If on a Winter's Night a Traveler

Italo Calvino

Pages

260

Year

1979

Difficulty

Moderate

Themes

reading, storytelling, metafiction, desire, identity

“You are about to begin reading Italo Calvino’s new novel.” So begins one of the most inventive and delightful novels ever written: a book about the pleasure of reading that is itself a pleasure to read. You, the Reader, keep starting novels that break off at the most exciting moment, and the search for continuations leads you through ten different beginnings and one unforgettable love story.

Why Start Here

If on a Winter’s Night a Traveler is the best entry point to Calvino because it is simultaneously his most experimental and most accessible work. The premise is irresistible: you buy a new Calvino novel, but a printing error means the pages repeat, and when you try to get a replacement, you discover a different novel entirely. Each of the ten embedded beginnings is a brilliant pastiche of a different genre, from thriller to literary fiction to Japanese erotica, and the frame narrative about your quest to finish the book becomes a love story and a meditation on why we read at all.

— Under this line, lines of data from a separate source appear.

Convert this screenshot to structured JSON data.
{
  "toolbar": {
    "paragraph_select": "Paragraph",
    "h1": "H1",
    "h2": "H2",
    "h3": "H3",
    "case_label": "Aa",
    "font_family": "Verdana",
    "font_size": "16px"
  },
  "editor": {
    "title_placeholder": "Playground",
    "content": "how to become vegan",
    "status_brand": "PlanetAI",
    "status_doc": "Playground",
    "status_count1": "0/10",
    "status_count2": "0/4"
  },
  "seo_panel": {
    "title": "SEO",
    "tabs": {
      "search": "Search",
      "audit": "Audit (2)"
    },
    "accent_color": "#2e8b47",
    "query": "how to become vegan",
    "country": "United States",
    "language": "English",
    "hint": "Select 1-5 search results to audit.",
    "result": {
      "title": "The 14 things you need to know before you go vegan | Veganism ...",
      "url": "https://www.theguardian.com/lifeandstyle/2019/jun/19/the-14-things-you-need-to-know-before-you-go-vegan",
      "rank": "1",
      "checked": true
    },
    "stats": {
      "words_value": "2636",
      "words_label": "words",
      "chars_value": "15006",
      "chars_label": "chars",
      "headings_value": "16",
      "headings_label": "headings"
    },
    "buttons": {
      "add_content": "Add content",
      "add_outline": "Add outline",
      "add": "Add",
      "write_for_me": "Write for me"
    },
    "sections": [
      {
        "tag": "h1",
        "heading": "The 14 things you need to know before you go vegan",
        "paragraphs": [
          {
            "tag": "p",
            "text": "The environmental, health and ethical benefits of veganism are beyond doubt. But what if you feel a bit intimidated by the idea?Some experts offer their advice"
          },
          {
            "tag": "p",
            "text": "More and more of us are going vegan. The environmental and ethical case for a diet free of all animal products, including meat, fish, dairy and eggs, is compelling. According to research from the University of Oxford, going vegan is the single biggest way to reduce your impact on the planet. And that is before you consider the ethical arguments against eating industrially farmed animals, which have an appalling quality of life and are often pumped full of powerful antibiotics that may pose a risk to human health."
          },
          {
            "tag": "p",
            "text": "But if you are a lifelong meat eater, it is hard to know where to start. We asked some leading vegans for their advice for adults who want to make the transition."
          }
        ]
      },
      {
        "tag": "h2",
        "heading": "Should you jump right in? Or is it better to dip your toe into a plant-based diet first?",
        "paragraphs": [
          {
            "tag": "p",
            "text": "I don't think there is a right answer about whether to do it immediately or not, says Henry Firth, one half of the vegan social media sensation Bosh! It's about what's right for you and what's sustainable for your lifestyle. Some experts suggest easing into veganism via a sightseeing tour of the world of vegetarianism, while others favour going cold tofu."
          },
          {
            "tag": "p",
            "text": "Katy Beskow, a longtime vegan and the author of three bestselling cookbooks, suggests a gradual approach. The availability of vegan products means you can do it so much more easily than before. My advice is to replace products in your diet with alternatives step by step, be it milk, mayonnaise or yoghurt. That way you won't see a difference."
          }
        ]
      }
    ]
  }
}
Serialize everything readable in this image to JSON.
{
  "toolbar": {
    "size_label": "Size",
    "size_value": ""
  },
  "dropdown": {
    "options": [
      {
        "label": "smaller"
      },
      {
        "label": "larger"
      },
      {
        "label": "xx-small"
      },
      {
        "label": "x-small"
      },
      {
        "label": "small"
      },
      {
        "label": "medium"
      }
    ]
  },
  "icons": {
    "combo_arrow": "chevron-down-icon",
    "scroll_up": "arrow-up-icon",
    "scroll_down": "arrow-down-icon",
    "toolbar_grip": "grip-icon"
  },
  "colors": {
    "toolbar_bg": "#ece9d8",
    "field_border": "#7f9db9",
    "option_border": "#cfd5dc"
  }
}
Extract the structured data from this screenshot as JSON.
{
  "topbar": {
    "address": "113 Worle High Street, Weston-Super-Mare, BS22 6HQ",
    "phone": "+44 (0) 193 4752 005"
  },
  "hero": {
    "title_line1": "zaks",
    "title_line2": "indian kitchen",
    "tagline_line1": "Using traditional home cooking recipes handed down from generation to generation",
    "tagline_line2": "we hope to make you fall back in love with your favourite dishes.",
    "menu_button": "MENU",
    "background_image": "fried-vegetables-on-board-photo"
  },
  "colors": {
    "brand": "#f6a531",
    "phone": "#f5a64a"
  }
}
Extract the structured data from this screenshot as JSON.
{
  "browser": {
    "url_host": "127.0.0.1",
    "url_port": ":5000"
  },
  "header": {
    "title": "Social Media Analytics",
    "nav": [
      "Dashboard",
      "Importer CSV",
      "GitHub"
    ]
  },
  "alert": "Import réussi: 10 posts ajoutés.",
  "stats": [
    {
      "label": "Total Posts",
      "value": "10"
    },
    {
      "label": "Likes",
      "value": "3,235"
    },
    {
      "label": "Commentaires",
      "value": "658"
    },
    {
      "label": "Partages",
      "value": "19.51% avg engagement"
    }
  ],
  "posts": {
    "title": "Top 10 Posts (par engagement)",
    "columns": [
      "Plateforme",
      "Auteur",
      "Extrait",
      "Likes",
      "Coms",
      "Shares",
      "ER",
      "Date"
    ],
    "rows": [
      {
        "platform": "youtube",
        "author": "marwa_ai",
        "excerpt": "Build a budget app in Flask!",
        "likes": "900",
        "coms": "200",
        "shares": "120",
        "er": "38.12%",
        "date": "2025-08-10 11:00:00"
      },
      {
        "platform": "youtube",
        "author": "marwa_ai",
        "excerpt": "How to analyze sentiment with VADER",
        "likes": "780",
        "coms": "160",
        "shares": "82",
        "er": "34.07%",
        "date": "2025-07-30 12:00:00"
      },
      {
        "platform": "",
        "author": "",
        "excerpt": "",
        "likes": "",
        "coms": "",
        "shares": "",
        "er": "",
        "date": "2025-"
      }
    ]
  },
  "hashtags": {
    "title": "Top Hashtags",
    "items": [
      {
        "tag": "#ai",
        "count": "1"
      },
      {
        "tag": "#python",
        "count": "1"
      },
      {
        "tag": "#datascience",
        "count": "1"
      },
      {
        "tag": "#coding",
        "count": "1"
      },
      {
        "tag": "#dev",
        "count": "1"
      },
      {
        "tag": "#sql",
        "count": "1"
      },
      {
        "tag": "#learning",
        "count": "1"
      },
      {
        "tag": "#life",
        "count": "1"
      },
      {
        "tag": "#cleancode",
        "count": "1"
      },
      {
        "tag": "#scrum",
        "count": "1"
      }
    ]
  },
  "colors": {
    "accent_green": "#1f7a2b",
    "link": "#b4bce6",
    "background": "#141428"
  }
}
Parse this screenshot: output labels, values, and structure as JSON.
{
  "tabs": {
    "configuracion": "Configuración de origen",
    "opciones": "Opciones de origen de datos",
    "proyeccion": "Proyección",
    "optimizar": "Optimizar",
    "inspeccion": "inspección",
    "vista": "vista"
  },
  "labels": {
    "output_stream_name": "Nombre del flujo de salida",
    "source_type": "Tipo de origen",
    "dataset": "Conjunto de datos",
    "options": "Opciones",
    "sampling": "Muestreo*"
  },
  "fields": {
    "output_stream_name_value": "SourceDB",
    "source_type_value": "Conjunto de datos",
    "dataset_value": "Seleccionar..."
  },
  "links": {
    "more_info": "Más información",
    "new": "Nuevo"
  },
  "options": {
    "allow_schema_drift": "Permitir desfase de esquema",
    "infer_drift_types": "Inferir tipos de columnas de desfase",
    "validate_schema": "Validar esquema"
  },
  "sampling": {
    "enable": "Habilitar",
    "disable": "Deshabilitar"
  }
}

The novel is funny, suspenseful, and deeply aware of the relationship between writer and reader. It works whether you have read one novel or a thousand. Calvino writes with the lightness of a magician who lets you see the trick and somehow makes it more wondrous.

What to Expect

A novel made of ten beginnings and a connecting frame story. The structure is unusual but the reading experience is pure pleasure. Each chapter shifts genre and voice. The tone is playful and warm. Can be read straight through or savored a chapter at a time.